Сразу после заседания бюро Розов с Арефьевым и Лобачевым прошли в кабинет начальника.

— Дайте телеграмму… — сказал Розов.

Молча читал он скупые строчки телеграммы, и в момент, когда Лобачев подумал, что непонятно долго читает начпуокр эти скупые, считанные слова, дверь открылась, и в кабинет вошла женщина; ее выпуклые глаза были заплаканы, щеки и губы ярко румяны. Она, видимо, пыталась себя сдерживать, но слезы вопреки желанию катились по ее лицу. Однако она сквозь слезы быстро и с любопытством оглядела Арефьева, Кононова, Лобачева. Что-то приятное, веселое, несмотря на слезы, было в ее взгляде.

— Татьяна Розова. Жена моя, — однотонно сказал начпуокр. — Ну, Таня, надо брать себя в руки… Была?

— Была… — Она кивнула головой, слезы разом брызнули из ее глаз, и она, не утирая их и всхлипывая, сказала: — Да. С ним очень плохо. Я правильно тогда тебе говорила…

— А как быть с телеграммой? — перебил Розов. — Вот она.

Но Таня не взяла телеграммы в руки и даже с ужасом отмахнулась от нее.

— Что ты, что ты!.. Да он тут же с ума сойдет… Я у него в комнате убрала, портрет ее поставила, а сейчас я за бельем, хочу переменить ему рубашку, цветы надо…

«Верно, вот верно! — думал Лобачев, с восхищением глядя на эту незнакомую женщину, которую он, казалось, знал всю жизнь, но позабыл. — Такую вот жену бы тебе иметь, Григорий Лобачев», — подумал он и конфузливо остановил эту непроизвольную мысль.

— Ему надо говорить, что она жива.

Розов уныло покачал головой, и она сразу пожалела его.

— Ничего, Фима, ничего, все наладим!

Слезы высохли на ее лице.
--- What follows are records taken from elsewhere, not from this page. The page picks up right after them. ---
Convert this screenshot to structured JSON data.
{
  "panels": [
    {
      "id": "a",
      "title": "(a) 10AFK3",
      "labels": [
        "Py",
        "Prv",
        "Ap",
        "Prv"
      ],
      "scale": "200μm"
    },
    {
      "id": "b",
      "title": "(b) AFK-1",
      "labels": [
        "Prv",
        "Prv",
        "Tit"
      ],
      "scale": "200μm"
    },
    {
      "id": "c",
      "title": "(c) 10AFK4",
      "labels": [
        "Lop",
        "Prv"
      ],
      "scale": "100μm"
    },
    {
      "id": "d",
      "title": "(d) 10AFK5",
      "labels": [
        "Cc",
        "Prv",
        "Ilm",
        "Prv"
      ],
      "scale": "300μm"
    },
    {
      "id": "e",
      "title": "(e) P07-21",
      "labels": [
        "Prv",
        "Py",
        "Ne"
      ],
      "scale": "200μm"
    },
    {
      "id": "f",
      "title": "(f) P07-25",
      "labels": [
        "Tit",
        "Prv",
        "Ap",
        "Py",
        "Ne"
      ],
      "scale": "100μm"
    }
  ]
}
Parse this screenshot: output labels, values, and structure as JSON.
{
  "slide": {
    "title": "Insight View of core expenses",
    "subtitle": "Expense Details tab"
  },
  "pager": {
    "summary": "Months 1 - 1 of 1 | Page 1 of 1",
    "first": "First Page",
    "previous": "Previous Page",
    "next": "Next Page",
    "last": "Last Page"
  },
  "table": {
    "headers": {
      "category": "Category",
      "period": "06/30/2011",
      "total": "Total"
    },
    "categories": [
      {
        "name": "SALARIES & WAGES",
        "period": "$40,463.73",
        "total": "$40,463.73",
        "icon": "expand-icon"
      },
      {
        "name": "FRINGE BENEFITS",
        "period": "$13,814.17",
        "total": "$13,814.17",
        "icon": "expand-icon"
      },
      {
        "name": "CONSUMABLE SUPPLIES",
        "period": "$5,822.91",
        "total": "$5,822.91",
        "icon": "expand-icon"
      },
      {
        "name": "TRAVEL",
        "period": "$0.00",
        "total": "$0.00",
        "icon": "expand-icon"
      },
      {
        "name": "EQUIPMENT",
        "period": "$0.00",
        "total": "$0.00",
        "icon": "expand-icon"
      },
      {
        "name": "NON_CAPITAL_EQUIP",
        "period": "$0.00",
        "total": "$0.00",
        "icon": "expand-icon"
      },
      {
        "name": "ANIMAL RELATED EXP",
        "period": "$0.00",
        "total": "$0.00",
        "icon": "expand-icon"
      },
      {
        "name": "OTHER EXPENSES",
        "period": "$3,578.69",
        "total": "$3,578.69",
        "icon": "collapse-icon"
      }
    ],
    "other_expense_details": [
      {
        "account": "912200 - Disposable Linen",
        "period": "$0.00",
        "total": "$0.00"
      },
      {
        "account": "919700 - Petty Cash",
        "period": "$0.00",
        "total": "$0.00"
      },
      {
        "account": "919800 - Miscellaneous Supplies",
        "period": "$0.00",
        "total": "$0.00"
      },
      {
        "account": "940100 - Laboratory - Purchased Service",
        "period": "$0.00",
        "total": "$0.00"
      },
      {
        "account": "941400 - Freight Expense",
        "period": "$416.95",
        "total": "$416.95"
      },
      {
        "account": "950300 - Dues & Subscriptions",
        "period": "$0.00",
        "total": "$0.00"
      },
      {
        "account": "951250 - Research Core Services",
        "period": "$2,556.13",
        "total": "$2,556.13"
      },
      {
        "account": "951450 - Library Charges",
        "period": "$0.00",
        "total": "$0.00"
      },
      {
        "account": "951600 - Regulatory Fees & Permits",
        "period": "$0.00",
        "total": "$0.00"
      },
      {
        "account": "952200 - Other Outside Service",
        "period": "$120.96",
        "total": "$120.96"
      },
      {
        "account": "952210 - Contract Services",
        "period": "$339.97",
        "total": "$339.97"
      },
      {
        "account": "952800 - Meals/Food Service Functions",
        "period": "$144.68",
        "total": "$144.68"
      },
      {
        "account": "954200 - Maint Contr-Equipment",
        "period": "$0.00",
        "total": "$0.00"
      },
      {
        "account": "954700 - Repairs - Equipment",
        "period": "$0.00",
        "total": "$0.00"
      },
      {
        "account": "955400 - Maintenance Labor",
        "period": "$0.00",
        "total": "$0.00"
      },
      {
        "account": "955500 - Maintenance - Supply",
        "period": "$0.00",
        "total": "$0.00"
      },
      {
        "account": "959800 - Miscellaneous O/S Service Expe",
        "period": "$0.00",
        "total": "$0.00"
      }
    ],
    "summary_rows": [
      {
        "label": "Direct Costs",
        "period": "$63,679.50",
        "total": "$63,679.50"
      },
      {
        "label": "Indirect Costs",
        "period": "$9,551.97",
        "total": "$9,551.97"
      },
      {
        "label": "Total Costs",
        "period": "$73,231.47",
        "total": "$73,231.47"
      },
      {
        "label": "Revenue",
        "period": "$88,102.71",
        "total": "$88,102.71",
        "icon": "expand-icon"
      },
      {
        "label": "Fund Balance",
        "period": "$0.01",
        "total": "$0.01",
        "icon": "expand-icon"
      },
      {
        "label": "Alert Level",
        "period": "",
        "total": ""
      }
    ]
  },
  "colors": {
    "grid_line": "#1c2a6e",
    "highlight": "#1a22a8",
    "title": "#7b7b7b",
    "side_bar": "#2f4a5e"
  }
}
Горят щеки, блещут глаза, она быстрой рукой поправляет волосы. Она видит, что мужчины колеблются, и тем увереннее говорит сама.

— Ну, ладно, мы сейчас скроем… Но ведь потом он все равно узнает?.. — спросил Лобачев.

Арефьев и Розов, услышав его вопрос, выжидательно повернулись к ней.

— Потом?.. — насмешливо повторила Таня. — Мы посмотрим, что будет потом, а пока он выздоровеет, — хитровато сказала она и, мягким настойчивым движением взяв из рук мужа телеграмму, изорвала ее, так и не прочтя. — Вот! — решительно сказала она и вышла из комнаты.


— Иосиф, помнишь, при белых я в Харькове вас прятала, тебя и Ефима? Ты помнишь? Да ляг, милый, ляг! Помнишь? — говорила она и гладила его обеими руками по лицу, точно стремясь через широкие свои ладони влить ему свою силу. Глаза ее блестели, и слезы быстро сохли на горячих щеках. — Помнишь, Иосиф?